The action plan appropriate for the Ludwick family will consist of two parts that will be implemented simultaneously. The first part will be concerned with physical health: diet and physical training. They should visit their family nurse or primary care provider, who will give the necessary recommendations. Communication with the care provider will be maintained through online platforms (telehealth). All the health belief model stages will be communicated during regular sessions (initial face-to-face meetings and monthly online discussions). During the first meeting, an action plan will be developed and discussed, and the family’s compliance will be evaluated during online communications. It is necessary to create a healthy eating plan and possible ways to be physically active. It can be a good idea to include a list of events and community-based organizations and facilities that offer the corresponding activities in this plan. The Ludwick family is not actively involved in the social life of their community, but their engagement can have a positive effect on their mental and physical health.

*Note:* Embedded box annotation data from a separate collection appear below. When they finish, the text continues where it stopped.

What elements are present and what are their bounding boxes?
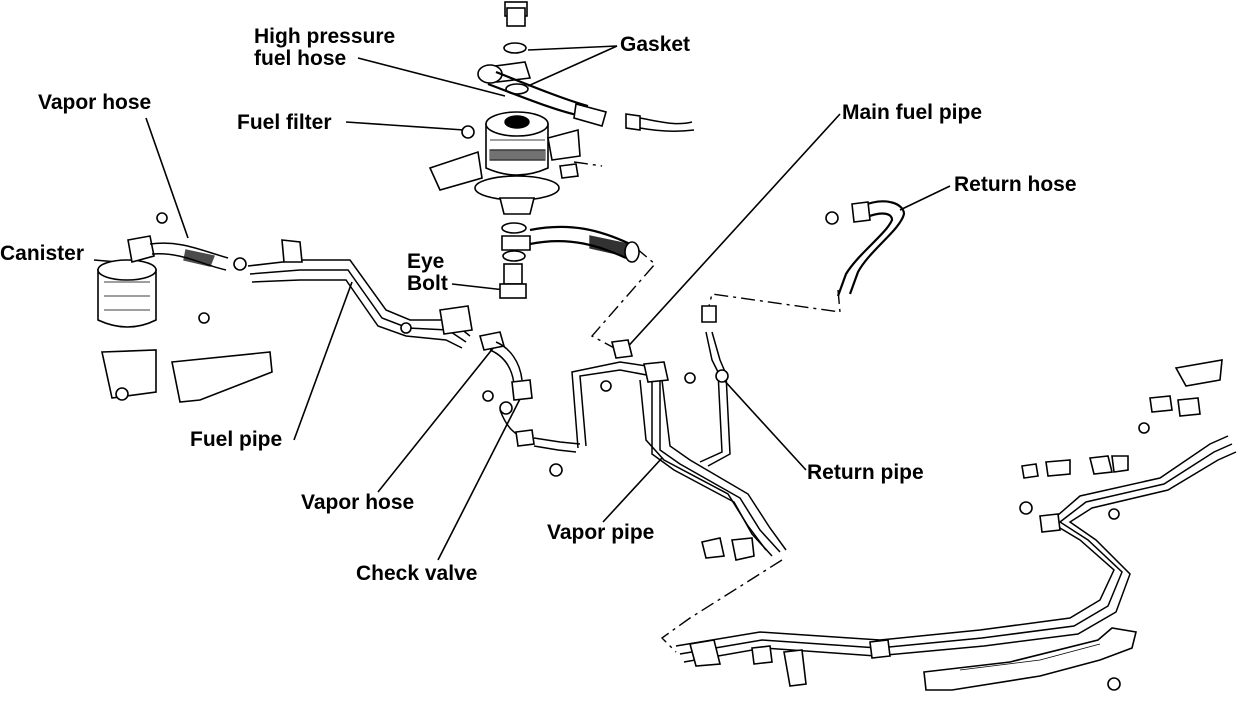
return-hose <box>825 200 906 297</box>
label-vapor-pipe: Vapor pipe <box>547 521 655 544</box>
canister <box>97 212 273 403</box>
label-gasket: Gasket <box>620 33 691 56</box>
label-return-hose: Return hose <box>954 173 1077 196</box>
label-main-fuel-pipe: Main fuel pipe <box>842 101 983 124</box>
high-pressure-fuel-hose <box>487 70 695 133</box>
underbody-pipes <box>675 359 1237 691</box>
label-fuel-pipe: Fuel pipe <box>190 428 283 451</box>
label-check-valve: Check valve <box>356 562 478 585</box>
vapor-hose-chain <box>478 331 581 477</box>
label-fuel-filter: Fuel filter <box>237 111 332 134</box>
label-eye-bolt: Eye Bolt <box>407 251 448 295</box>
label-vapor-hose-bottom: Vapor hose <box>301 491 415 514</box>
label-high-pressure-line1: High pressure <box>254 25 396 48</box>
leader-lines <box>93 45 951 561</box>
label-high-pressure-fuel-hose: High pressure fuel hose <box>254 26 395 70</box>
fuel-filter-assembly <box>428 1 640 299</box>
fuel-pipe-left <box>247 239 473 349</box>
label-return-pipe: Return pipe <box>807 461 924 484</box>
dashed-guides <box>573 161 841 653</box>
label-vapor-hose-top: Vapor hose <box>38 91 152 114</box>
pipe-bundle <box>571 305 787 561</box>
label-eye-bolt-line1: Eye <box>407 250 445 273</box>
label-high-pressure-line2: fuel hose <box>254 47 347 70</box>
label-canister: Canister <box>0 242 85 265</box>
label-eye-bolt-line2: Bolt <box>407 272 448 295</box>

They should also address a family therapist who can design cognitive behavioral therapy for them. Family members communicated freely previously, but their communication has deteriorated due to some issues (husband’s uncovered problems, adolescence-related concerns, child development peculiarities). The family therapist will help them articulate their needs and understand each other better. The communication with the therapist will be weekly (face-to-face and online if necessary). The family should also have regular home discussions where they share their views and concerns freely, discuss health issues (and beliefs), and develop their health and other family plans.


On balance, this health assessment suggests that the Ludwick family has a high health status, although there are some apparent concerns. The fact that Lulu is committed to changing the family’s eating habits and improving their physical activity is promising. The support of her family is also critical since all of them are ready to change and live healthy lives. They understand the benefits of healthy living and are prepared to move in the correct direction. At that, Lulu has to pay more attention to the mental health of her husband and daughters. The social cognitive approach should be applied to develop an appropriate action plan.


Hill-Briggs, F., Adler, N. E., Berkowitz, S. A., Chin, M. H., Gary-Webb, T. L., & Navas-Acien, A., Thornton, P. L., & Haire-Joshu, D. (2021). Social determinants of health and diabetes: A scientific review. Diabetes Care, 44(1), 258-279. Web.

Saghafi-Asl, M., Aliasgharzadeh, S., & Asghari-Jafarabadi, M. (2020). Factors influencing weight management behavior among college students: An application of the Health Belief Model. PLOS ONE, 15(2), 1-15. Web.

Sokol, R., Austin, A., Chandler, C., Byrum, E., Bousquette, J., & Lancaster, C., Doss, G., Dotson, A., Urbaeva, V., Singichetti, B., Brevard, K., Towner Wright, S., Lanier, P., Shanahan, M. (2019). Screening children for social determinants of health: A systematic review. Pediatrics, 144(4). Web.

Swope, C. B., & Hernández, D. (2019). Housing as a determinant of health equity: A conceptual model. Social Science & Medicine, 243, 1-65. Web.

Wood, S. K., & Sperling, R. (2019). Pediatric screening. Primary Care: Clinics in Office Practice, 46(1), 69-84. Web.